30 NOVEMBER 1889, Page 1

In the evening, Lord Salisbury addressed a great mass meeting

of twelve thousand persons, when he laid down what he held to be the sound Conservative view of certain social questions, such as the means by which the rate of wages could best be kept up. That depended, he said, on nothing which legislation could alter, but mainly on the quantity of capital seeking labourers, and the number of labourers in search of employment, varying directly with the capital seeking investment and inversely with the number of labourers desiring employment. Any policy which frightened such capital away must tend to lower wages ; any policy which dispersed the labourers to better-paid fields of labour must tend to raise them.
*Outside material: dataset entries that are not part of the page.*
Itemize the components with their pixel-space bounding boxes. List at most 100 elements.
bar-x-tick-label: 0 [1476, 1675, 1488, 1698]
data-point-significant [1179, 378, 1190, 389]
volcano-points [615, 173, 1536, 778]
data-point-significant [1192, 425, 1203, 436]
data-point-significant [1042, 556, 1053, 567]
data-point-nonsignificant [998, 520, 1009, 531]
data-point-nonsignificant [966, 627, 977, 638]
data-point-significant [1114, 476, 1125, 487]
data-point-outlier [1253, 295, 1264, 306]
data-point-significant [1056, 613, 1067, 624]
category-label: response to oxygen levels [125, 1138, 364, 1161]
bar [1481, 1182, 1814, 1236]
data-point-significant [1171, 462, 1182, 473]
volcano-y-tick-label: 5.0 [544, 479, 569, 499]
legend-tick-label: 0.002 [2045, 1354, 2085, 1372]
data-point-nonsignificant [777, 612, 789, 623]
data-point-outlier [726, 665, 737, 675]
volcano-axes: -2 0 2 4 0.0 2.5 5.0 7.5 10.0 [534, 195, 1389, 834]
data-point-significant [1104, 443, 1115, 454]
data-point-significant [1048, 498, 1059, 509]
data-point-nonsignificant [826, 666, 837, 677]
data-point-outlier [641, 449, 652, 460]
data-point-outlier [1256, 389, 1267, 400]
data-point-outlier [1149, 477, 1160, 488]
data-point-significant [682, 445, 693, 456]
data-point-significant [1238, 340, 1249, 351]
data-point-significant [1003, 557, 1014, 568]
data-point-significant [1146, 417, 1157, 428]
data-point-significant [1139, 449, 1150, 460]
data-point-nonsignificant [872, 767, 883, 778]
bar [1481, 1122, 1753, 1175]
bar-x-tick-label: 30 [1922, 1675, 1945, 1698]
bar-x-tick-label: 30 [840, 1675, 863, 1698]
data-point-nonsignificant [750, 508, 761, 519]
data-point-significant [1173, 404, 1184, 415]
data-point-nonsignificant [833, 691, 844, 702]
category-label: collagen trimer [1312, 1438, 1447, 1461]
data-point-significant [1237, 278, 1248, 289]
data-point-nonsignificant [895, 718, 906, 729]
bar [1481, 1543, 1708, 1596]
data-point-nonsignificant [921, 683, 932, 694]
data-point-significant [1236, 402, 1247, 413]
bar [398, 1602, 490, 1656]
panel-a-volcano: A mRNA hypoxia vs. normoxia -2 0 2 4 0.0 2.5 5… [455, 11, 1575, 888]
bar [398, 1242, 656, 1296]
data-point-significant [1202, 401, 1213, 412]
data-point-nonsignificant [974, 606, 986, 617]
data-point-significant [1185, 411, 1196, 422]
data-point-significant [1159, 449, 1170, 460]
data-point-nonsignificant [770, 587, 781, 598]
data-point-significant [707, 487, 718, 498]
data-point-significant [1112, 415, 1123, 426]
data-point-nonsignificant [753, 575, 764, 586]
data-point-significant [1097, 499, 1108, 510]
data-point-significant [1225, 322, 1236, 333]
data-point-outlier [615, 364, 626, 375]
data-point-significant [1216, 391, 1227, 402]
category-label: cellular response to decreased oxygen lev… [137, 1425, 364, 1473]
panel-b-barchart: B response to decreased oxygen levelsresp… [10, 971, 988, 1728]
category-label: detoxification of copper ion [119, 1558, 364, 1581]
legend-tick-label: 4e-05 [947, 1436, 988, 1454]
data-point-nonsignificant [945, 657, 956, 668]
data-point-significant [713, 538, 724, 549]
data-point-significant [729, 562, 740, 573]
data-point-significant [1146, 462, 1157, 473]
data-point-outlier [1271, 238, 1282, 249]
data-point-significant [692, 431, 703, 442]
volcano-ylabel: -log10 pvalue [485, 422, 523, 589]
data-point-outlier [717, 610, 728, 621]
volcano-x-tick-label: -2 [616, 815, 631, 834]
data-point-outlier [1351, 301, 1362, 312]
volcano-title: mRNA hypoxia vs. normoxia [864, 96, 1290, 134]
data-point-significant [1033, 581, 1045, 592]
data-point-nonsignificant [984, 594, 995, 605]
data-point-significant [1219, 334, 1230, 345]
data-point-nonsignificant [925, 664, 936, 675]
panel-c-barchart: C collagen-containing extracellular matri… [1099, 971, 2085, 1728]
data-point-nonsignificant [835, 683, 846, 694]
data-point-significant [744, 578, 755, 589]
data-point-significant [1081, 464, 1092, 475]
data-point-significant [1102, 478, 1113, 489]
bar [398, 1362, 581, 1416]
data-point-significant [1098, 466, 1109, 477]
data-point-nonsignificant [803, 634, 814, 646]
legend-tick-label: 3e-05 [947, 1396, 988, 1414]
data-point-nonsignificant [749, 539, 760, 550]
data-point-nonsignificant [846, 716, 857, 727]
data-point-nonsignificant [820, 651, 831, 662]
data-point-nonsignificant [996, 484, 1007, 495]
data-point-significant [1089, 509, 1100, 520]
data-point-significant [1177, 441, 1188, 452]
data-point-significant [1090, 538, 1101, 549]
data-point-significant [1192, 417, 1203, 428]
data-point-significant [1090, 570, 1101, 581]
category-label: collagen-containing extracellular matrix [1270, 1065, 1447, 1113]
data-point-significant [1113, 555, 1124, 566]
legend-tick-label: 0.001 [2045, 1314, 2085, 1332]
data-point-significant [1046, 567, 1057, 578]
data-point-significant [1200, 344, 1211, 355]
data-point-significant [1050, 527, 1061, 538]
Therefore, the true Conservative principle for labourers no leas than capitalists, was to inspire confidence that all honest and competent manufacturers and traders would be safe and protected in the exercise of their rights, and to increase the facilities for the easy passage of labourers to the places where they are best paid. Similarly, with regard to their dwellings, no policy could succeed which deterred landlords from building wholesome houses for the artisan and labouring class; for without perfect confidence that such houses would pay, they would not be built, and then no clear- ing away of slums would benefit, but rather injure, the position of the labourers. As to Ireland, Lord Salisbury insisted that a "Union of Hearts" not founded on binding

legal authority never gives confidence, and that the sort of encouragement which the Irish Nationalists had received in ignoring and even breaking the law wherever the law was dis- agreeable to them, is the worst possible security for confidence in the binding force of any new constitutional compact.